Directives à observer.
— Suivant l’étendue des parcours pouvant servir
d’herbage aux oies, on entretiendra, 5, 10, 15, 20 ... femelles ou plus,
accompagnées de 1, 2, 3, 4 ... jars, devant assurer la bonne fécondation
des œufs. Chaque groupe de six reproducteurs pouvant fournir 120 à 140 œufs,
il sera possible d’en obtenir une centaine d’oisons, de sorte que les élevages
précités, d’importance croissante, produiront annuellement 100, 200, 300, 400 ...

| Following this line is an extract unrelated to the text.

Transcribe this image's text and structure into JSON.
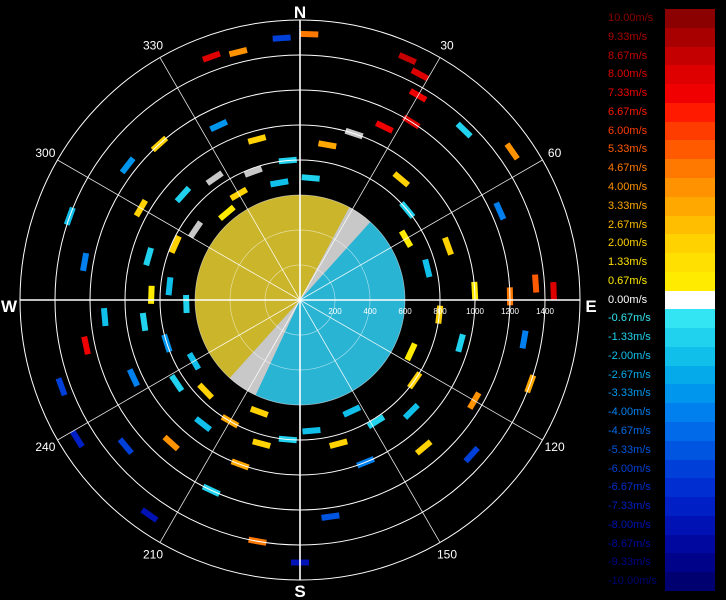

sujets de consommation, laissant à l’éleveur des bénéfices nets intéressants,
la moitié environ du brut, soit 3.000 francs par groupe de six
reproducteurs.
Dans le cas où on manquerait de parcours herbe, et
pour parer à la pénurie des périodes de sécheresse, il faudrait prévoir des
cultures fourragères estivales (choux, trèfles, vesces, orties,
laitues, etc.), qui pourraient être mises à contribution après les avoir
passées au hachoir, pour nourrir les oisons de tous les âges. Ces ressources
vivrières échelonnées seront précieuses, associées à des denrées de base ;
elles permettront de gagner un mois sur la durée de la mise au point des
oisons, lesquels pourront être livrés à la consommation à l’âge de 6 mois,
au lieu de 7 et 8 mois. Cela permettra en outre de ménager les herbes sur
pied, si on prévoit la division en parcelle, que l’on fera pâturer
alternativement, pour éviter l’action caustique de la fiente des palmipèdes.
L’élevage type.
— Il ne faut jamais loger les oies avec les autres
volailles, parce qu’elles se gêneraient mutuellement, n’ayant pas les mêmes
besoins, ni les mêmes mœurs. On sait, en effet, que la nourriture des palmipèdes
herbivores n’est pas la même que celle des gallinacés omnivores.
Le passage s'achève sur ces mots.